Quelques minutes après la fin de la partie, je sortais et vis mon nouveau meilleur ami attendre en hésitant à la sortie. Il avait l’air complètement défait, victime d’un énième coup du sort à son encontre. Ses lunettes abimées lui donnaient un air de gars complètement paumé. Je m’en allais à sa rencontre et allumai la clope qu’il galérait à incendier, visiblement depuis un moment. J’eus un léger sourire en m’en sortant une que j’allumai juste après. Je pris une longue taffe avant de lui mettre dans la main l’ensemble des billets qu’il avait perdu. Il me regarda, dans une incompréhension qui l’honorait. Il n’osait pas en espérer autant apparemment…
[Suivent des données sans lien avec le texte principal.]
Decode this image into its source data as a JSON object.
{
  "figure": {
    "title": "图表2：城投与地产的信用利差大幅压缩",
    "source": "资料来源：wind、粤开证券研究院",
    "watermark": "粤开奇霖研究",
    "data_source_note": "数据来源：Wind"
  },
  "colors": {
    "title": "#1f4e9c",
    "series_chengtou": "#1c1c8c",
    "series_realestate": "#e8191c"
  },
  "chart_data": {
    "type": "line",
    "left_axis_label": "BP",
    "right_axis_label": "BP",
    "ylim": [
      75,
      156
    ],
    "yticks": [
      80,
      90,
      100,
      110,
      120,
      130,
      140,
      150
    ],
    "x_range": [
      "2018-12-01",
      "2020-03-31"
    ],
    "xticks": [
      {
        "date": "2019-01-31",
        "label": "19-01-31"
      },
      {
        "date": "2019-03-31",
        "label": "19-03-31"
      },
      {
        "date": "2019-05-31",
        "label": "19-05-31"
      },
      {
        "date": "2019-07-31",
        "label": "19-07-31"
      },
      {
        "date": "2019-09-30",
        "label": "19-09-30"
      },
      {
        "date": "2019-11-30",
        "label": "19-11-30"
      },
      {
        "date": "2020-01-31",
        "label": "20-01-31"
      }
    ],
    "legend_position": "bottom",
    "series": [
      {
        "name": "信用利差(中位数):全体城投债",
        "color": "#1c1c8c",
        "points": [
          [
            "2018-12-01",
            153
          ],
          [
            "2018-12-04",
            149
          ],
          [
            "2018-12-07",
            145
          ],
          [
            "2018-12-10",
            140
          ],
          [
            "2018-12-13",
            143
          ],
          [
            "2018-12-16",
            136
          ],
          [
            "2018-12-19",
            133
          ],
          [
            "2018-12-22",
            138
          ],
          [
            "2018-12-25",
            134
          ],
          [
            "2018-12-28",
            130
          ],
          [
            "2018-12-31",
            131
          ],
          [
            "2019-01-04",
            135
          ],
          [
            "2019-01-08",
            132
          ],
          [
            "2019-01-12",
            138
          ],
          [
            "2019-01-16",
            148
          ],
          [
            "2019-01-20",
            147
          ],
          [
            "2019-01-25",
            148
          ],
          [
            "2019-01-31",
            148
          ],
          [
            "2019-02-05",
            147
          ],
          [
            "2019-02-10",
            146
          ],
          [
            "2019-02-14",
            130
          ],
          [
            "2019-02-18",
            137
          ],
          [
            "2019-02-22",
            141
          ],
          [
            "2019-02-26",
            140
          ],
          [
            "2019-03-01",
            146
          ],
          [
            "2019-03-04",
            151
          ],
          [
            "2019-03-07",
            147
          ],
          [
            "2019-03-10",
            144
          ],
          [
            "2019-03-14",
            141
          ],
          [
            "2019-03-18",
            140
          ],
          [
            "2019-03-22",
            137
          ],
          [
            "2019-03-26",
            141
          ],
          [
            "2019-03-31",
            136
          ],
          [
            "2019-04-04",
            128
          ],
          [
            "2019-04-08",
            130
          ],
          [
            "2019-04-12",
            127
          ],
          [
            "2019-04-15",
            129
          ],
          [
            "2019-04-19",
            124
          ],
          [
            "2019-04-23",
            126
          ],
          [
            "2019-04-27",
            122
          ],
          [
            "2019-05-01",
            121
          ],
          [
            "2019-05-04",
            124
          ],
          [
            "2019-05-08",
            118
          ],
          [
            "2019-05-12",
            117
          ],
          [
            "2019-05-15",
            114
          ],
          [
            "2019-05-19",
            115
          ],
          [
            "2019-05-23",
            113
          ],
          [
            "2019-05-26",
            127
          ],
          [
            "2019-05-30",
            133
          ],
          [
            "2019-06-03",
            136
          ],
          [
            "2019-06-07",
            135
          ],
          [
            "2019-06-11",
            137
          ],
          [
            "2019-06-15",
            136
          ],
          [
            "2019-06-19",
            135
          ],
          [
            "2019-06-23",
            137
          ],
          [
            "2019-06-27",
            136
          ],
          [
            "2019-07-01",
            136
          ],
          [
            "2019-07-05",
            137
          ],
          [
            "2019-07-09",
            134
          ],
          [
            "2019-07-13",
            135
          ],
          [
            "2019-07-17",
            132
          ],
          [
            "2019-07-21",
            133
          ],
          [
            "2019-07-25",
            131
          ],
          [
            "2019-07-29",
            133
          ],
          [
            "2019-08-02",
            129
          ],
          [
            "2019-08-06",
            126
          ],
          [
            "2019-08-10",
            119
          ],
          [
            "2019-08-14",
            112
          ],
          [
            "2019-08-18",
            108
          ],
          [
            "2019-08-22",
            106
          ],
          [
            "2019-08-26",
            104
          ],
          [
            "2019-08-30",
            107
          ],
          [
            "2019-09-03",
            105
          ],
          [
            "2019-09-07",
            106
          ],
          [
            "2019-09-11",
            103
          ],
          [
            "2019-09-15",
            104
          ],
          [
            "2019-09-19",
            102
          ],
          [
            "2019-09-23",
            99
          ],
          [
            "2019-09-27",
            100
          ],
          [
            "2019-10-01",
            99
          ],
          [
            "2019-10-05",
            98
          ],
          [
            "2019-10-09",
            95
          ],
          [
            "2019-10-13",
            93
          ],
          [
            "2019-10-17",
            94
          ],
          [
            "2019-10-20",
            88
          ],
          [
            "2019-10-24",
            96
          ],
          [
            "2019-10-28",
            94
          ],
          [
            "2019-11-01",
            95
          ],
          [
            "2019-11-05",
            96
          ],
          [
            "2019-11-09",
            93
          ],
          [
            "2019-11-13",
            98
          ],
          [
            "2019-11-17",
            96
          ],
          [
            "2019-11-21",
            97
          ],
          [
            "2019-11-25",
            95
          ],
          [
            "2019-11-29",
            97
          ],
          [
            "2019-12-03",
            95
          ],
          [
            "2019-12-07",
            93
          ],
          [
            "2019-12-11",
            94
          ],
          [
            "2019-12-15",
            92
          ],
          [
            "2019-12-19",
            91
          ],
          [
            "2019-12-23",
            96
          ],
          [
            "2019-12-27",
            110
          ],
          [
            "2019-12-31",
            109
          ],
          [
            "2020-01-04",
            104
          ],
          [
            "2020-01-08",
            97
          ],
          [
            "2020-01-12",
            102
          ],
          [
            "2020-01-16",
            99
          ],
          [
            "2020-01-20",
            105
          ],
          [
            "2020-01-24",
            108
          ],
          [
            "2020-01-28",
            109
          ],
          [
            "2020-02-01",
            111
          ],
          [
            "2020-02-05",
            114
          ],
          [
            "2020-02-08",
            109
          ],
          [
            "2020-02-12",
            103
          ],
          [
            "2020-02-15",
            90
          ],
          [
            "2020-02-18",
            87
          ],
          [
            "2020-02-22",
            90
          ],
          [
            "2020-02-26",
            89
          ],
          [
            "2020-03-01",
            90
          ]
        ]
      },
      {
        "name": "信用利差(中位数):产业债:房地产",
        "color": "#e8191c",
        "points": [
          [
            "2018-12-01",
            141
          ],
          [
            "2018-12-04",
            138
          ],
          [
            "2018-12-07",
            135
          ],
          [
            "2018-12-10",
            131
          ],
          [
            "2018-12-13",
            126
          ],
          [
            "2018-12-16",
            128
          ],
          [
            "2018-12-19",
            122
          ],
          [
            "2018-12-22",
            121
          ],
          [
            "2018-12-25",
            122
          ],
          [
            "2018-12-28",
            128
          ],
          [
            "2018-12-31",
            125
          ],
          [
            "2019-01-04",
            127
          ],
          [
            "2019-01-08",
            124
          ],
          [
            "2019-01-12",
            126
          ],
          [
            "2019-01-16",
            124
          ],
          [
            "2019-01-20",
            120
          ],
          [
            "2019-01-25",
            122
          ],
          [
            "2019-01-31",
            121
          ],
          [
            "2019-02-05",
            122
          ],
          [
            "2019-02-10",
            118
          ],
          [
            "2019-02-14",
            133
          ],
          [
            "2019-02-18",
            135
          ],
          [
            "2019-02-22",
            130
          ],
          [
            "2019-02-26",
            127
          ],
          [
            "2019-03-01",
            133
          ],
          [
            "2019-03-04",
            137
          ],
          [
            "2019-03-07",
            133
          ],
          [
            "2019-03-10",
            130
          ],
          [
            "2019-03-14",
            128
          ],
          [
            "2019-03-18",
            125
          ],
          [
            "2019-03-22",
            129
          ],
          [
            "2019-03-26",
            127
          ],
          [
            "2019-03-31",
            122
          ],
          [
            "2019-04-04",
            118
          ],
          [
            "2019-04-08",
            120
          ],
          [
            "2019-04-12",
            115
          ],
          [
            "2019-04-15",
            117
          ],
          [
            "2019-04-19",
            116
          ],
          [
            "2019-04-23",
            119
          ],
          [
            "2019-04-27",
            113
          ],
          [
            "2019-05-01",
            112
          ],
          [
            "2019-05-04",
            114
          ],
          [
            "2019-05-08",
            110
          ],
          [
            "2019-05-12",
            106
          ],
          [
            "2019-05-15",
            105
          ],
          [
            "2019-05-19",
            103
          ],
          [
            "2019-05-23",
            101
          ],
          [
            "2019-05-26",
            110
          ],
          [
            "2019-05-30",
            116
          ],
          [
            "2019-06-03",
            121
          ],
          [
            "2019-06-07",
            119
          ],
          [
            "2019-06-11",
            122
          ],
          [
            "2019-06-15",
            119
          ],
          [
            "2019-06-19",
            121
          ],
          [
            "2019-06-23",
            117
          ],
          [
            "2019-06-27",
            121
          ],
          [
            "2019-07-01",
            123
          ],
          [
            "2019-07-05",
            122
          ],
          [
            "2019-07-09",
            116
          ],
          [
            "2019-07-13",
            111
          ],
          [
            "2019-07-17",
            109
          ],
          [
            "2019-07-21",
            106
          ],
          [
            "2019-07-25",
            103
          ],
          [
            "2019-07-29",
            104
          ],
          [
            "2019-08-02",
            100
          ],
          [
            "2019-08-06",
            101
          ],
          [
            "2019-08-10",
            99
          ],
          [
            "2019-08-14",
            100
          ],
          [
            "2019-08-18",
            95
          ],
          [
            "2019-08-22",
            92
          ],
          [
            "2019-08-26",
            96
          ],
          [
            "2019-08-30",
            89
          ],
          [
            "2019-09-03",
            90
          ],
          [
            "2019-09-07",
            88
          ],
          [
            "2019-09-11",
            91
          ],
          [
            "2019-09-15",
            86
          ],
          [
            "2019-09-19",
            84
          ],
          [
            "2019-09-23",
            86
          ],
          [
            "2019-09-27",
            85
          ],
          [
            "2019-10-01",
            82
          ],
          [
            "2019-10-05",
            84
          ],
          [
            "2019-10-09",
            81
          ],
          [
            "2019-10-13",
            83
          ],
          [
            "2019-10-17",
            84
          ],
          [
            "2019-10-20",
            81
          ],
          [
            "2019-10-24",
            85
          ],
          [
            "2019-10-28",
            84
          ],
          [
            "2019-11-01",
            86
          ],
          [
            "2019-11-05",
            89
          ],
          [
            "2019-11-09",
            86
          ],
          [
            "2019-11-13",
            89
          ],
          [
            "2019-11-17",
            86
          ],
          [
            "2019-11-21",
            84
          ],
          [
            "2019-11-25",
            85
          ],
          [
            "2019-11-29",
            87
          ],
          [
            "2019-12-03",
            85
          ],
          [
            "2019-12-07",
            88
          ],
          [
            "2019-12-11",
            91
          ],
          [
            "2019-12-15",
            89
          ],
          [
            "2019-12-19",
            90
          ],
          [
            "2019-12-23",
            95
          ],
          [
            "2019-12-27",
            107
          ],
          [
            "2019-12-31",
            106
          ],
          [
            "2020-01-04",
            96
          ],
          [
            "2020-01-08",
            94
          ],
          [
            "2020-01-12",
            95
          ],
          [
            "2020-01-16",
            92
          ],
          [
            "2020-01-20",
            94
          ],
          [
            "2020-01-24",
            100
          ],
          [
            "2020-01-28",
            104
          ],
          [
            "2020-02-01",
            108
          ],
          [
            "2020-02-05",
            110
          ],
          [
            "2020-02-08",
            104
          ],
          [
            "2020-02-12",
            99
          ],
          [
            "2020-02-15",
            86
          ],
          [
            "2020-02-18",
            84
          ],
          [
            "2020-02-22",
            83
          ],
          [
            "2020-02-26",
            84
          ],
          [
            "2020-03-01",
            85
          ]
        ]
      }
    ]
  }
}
- James, j’ai un petit service à te demander en échange de tout ce pognon dont tu as certainement besoin. J’ai besoin que tu me récupères les plans de travaux de ton père pour la Westfield Bank pour que j’en fasse une copie. Après ça, on sera quittes.

Il me regarda un long moment, surpris avant d’avoir un rire nerveux. Nous restâmes un long moment à fumer ensemble, chacun comblé de l’arrangement que nous avions conclu.